Liability issue remains after latest slip | Manawatu-Wanganui News | Local News in Manawatu-Wanganui

Liability issue remains after latest slip

Slipping at the weekend has scoured out more hillside between Anzac Pde and Wairere Rd in Wanganui East.

Yesterday the Wanganui District Council sent contractors to the area - between Georgetti Rd and Mt View Rd - where they cleaned up the pile of soil that had come away from the foot of the hillside.

But while the council sent in the clean-up squad, the matter of liability remains unresolved.

The latest events come four years after a massive slip left a big chunk of the hillside bare beneath Juliet Kojis' Wairere Rd property.

Mrs Kojis and her neighbours had written to the council suggesting some strengthening at the foot of the damaged hillside. But apart from some minor plantings, nothing had happened.

The Earthquake Commission inspected her property in 2006 and said she needed to carry out some drainage works, which she did. She had also carried out significant planting across the bulk of the exposed hillside.

But Mrs Kojis maintains the problem is water coming from vacant land directly behind her house. She said water continued to seep out of the hillside about halfway between her property and Anzac Pde.

Yesterday two Earthquake Commission staff inspected Mrs Kojis' property.

She said the commission staff had told her that the council was responsible for the first eight metres of land from the edge of the state highway.

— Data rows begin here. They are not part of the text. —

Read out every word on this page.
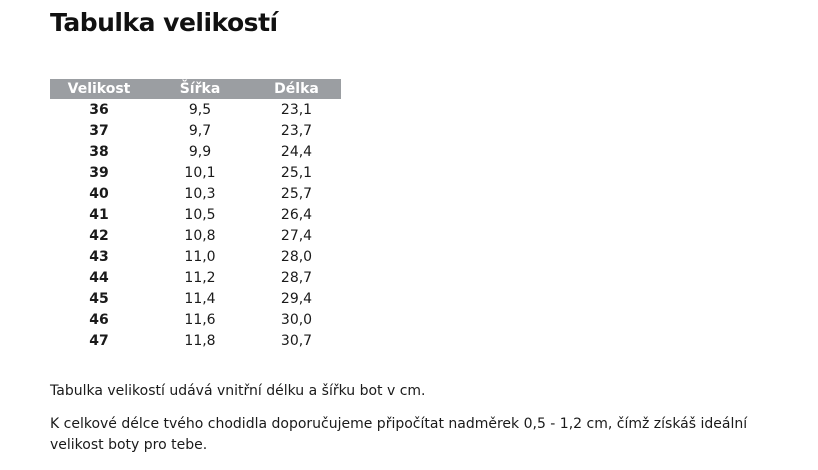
Tabulka velikostí
Velikost	Šířka	Délka
36	9,5	23,1
37	9,7	23,7
38	9,9	24,4
39	10,1	25,1
40	10,3	25,7
41	10,5	26,4
42	10,8	27,4
43	11,0	28,0
44	11,2	28,7
45	11,4	29,4
46	11,6	30,0
47	11,8	30,7

Tabulka velikostí udává vnitřní délku a šířku bot v cm.

K celkové délce tvého chodidla doporučujeme připočítat nadměrek 0,5 - 1,2 cm, čímž získáš ideální velikost boty pro tebe.
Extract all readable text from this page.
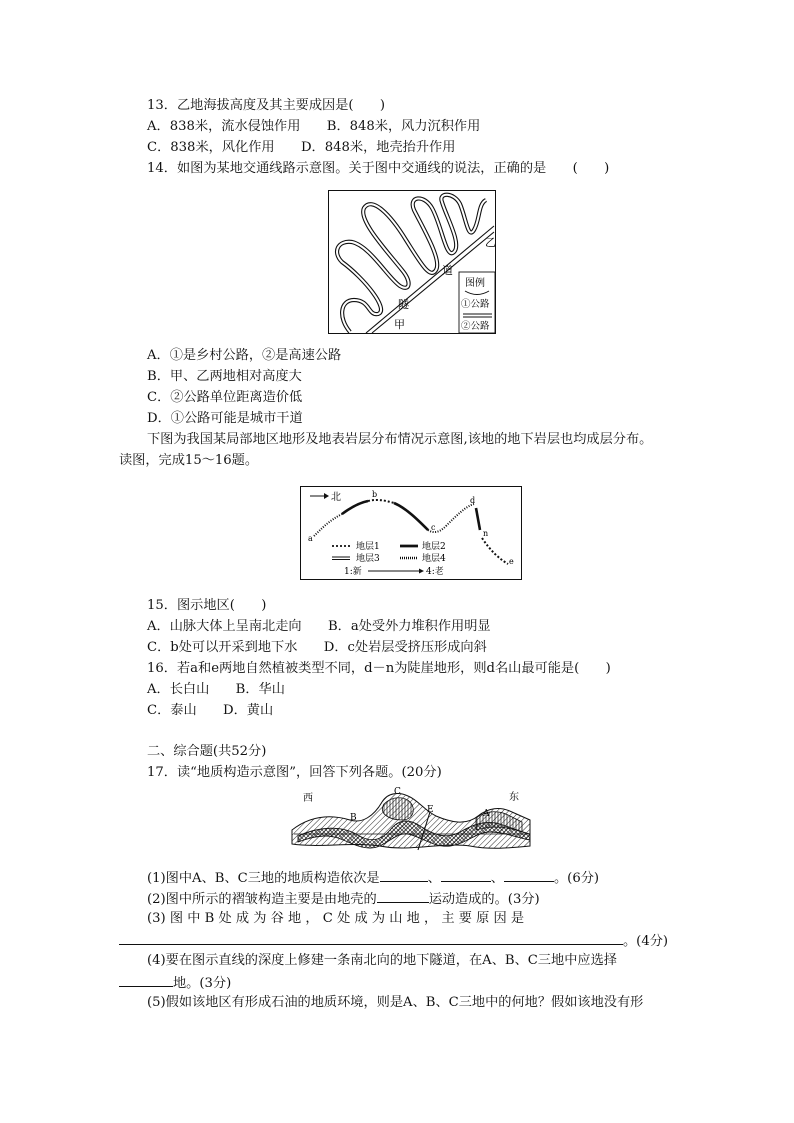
13．乙地海拔高度及其主要成因是(　　)
A．838米，流水侵蚀作用　　B．848米，风力沉积作用
C．838米，风化作用　　D．848米，地壳抬升作用
14．如图为某地交通线路示意图。关于图中交通线的说法，正确的是　　(　　)
乙
道
隧
甲
图例
①公路
②公路
A．①是乡村公路，②是高速公路
B．甲、乙两地相对高度大
C．②公路单位距离造价低
D．①公路可能是城市干道
下图为我国某局部地区地形及地表岩层分布情况示意图,该地的地下岩层也均成层分布。
读图，完成15～16题。
北
a
b
c
d
n
e
地层1	地层2
地层3	地层4
1:新	4:老
15．图示地区(　　)
A．山脉大体上呈南北走向　　B．a处受外力堆积作用明显
C．b处可以开采到地下水　　D．c处岩层受挤压形成向斜
16．若a和e两地自然植被类型不同，d－n为陡崖地形，则d名山最可能是(　　)
A．长白山　　B．华山
C．泰山　　D．黄山
二、综合题(共52分)
17．读“地质构造示意图”，回答下列各题。(20分)
西	东
C
E
B	A
(1)图中A、B、C三地的地质构造依次是	、	、	。(6分)
(2)图中所示的褶皱构造主要是由地壳的	运动造成的。(3分)
(3) 图 中 B 处 成 为 谷 地 ， C 处 成 为 山 地 ， 主 要 原 因 是
。(4分)
(4)要在图示直线的深度上修建一条南北向的地下隧道，在A、B、C三地中应选择
地。(3分)
(5)假如该地区有形成石油的地质环境，则是A、B、C三地中的何地？假如该地没有形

"That brings it a reasonable distance up the hill towards my place," she said.

But Mrs Kojis said the matter of who was responsible for the land from the roadside, and how far that extended, had been at the heart of the argument when the slip last came.

She said she had not heard from the council since the latest slipping occurred last Tuesday.

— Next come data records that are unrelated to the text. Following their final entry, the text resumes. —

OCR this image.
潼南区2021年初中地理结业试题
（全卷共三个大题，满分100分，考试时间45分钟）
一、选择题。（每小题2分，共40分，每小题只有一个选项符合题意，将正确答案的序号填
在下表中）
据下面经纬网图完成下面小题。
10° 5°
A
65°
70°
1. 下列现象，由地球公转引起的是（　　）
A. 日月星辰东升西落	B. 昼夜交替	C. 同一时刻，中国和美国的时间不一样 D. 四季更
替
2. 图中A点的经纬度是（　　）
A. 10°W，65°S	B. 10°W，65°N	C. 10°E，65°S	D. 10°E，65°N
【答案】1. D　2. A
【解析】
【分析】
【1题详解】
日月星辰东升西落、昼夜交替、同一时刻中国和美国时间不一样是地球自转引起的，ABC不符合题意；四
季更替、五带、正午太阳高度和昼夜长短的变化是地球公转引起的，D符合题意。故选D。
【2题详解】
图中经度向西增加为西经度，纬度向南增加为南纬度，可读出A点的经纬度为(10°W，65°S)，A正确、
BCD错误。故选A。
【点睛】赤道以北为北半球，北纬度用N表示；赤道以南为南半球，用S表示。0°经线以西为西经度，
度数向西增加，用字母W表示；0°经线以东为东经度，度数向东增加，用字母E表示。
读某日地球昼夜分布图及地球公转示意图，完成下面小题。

Council engineers last week said the latest slip was "cosmetic in nature" and did not pose a threat to either properties above the slip nor to traffic using Anzac Pde.

They have recommended the area be replanted.

Mrs Kojis said the matter of liability was still not resolved and that there remained concern someone would be caught by any further slips.

The New Zealand Transport Agency said while it had responsibility for such events in rural areas, in urban areas, where the speed limit is less than 70km/h, the agency only looked after kerbside to kerbside and that responsibility for the remaining area fell on the local authority.